O Ídolo Caído (The Fallen Idol – 1948)
Phillipe, filho de um diplomata, faz amizade com Baines (Ralph Richardson), o mordomo da embaixada. Baines conta-lhe tremendas histórias, em que sobressai seu heroísmo, e torna-se o ídolo do garoto. Quando a esposa falece, o menino começa a suspeitar dele. Daí, para protegê-lo, Phillipe tenta confundir a polícia com pistas inventadas.
O filme, parcialmente financiado por David Selznick, foi o primeiro de três produções importantes que resultaram da parceria entre o diretor Carol Reed e o escritor Graham Greene. Normalmente eclipsado pelo célebre “O Terceiro Homem”, esse precioso thriller, contado pelo ponto de vista de um menino de oito anos, merece ser mais celebrado.
O que me encanta nele é a forma como o roteiro se divide em duas realidades: os eventos como realmente são, em sua simplicidade desinteressante, e os mesmos eventos absorvidos e codificados pela inocência da criança, vivida de forma impecável por Bobby Henrey.
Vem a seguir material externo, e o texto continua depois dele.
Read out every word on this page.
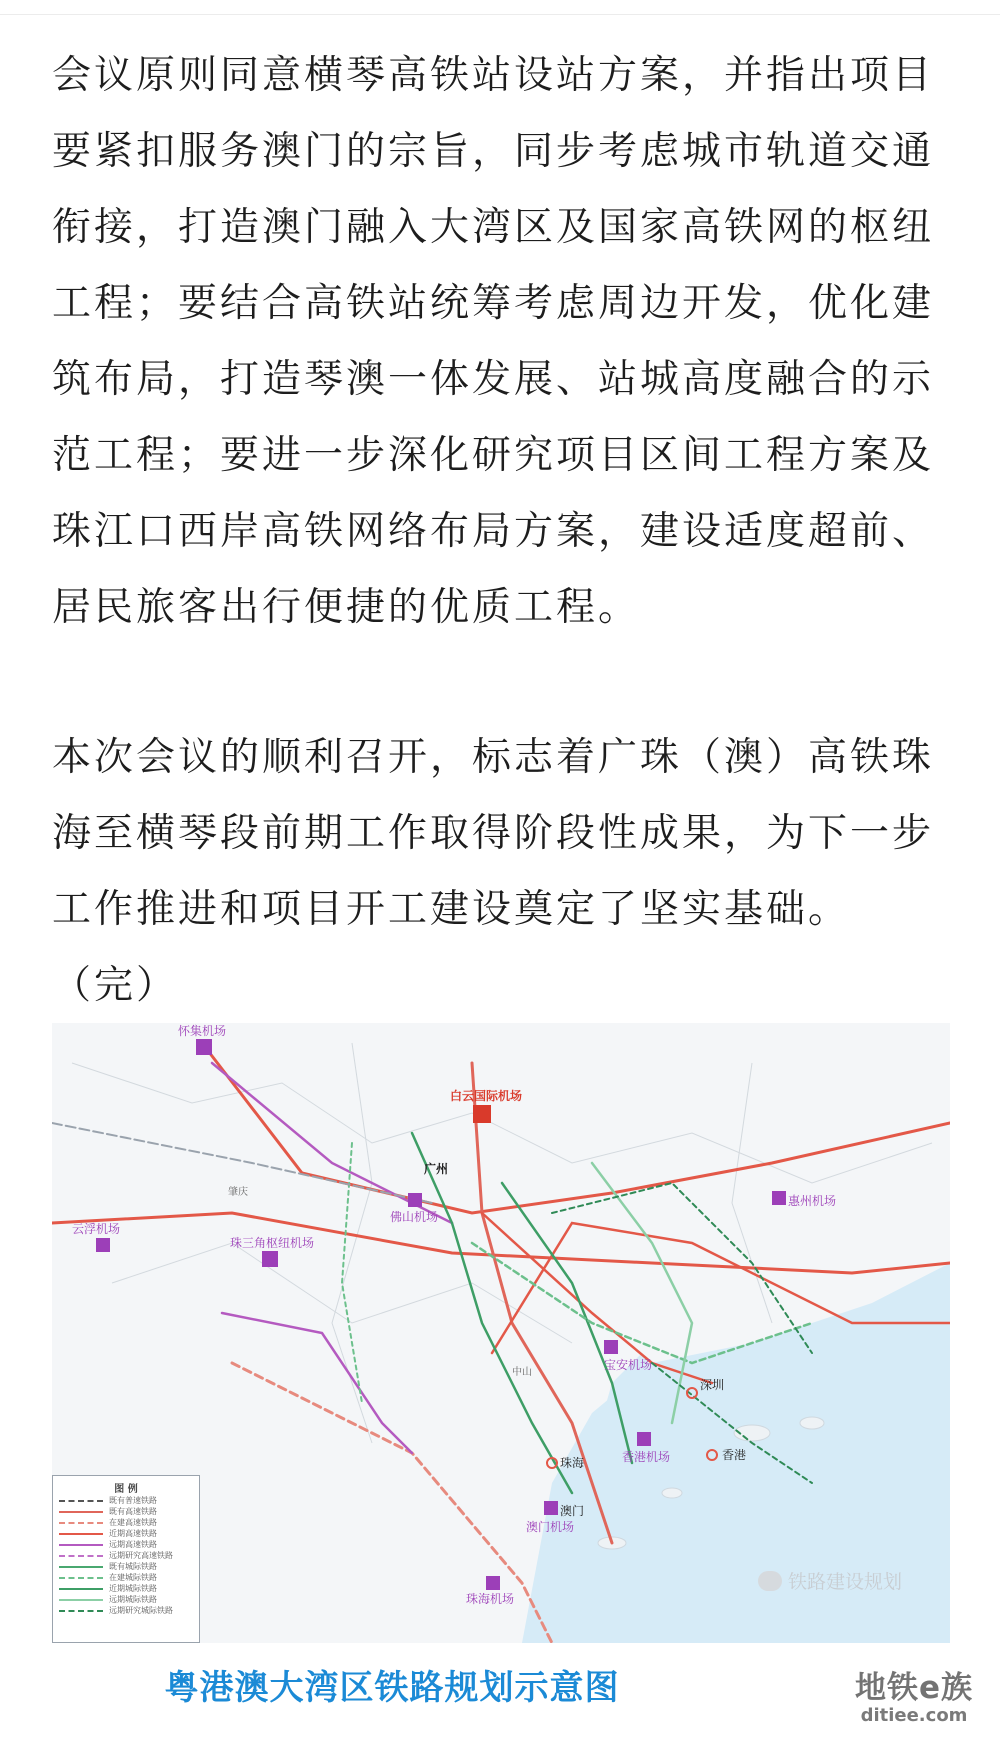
会议原则同意横琴高铁站设站方案，并指出项目

要紧扣服务澳门的宗旨，同步考虑城市轨道交通

衔接，打造澳门融入大湾区及国家高铁网的枢纽

工程；要结合高铁站统筹考虑周边开发，优化建

筑布局，打造琴澳一体发展、站城高度融合的示

范工程；要进一步深化研究项目区间工程方案及

珠江口西岸高铁网络布局方案，建设适度超前、

居民旅客出行便捷的优质工程。

本次会议的顺利召开，标志着广珠（澳）高铁珠

海至横琴段前期工作取得阶段性成果，为下一步

工作推进和项目开工建设奠定了坚实基础。

（完）

怀集机场
白云国际机场
广州
佛山机场
云浮机场
珠三角枢纽机场
惠州机场
宝安机场
深圳
香港机场	香港
珠海
澳门
澳门机场
珠海机场
肇庆
中山
图 例
既有普速铁路
既有高速铁路
在建高速铁路
近期高速铁路
远期高速铁路
远期研究高速铁路
既有城际铁路
在建城际铁路
近期城际铁路
远期城际铁路
远期研究城际铁路
铁路建设规划
粤港澳大湾区铁路规划示意图	地铁e族
ditiee.com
E esta particularidade da obra ganha pontos com a opção tradicional de Reed pelo enquadramento com ângulos inclinados, o “Dutch Angle”, que sempre agrega estranhamento e um senso onírico às cenas.
Esta dualidade é muito bem representada na trilha sonora de William Alwyn, injustamente pouco lembrado hoje em dia, como na cena em que o menino flagra o encontro do mordomo com sua amante, vivida por Michèle Morgan, com o compositor traduzindo o sentimento da paixão reprimida com uma base delicada no violoncelo, respondida por uma variação do tema principal no violino, numa representação das emoções que estão em jogo no momento.
A amizade entre o garoto e o mordomo nasce de uma profunda identificação, um sentimento de solidão que ambos compartilham: o adulto que se sente preso a uma relação conjugal vazia; a criança que não conheceu a mãe e que tem, na figura do pai, a dor da ausência de alguém que prioriza o trabalho e vive fora de casa.
A Sra. Baines, impecável Sonia Dresdel, inicialmente mostrada nas sombras, deveria constar nas listas de personagens mais cruéis do cinema, exercendo pura insensibilidade sádica como forma de extravasar sua frustração matrimonial.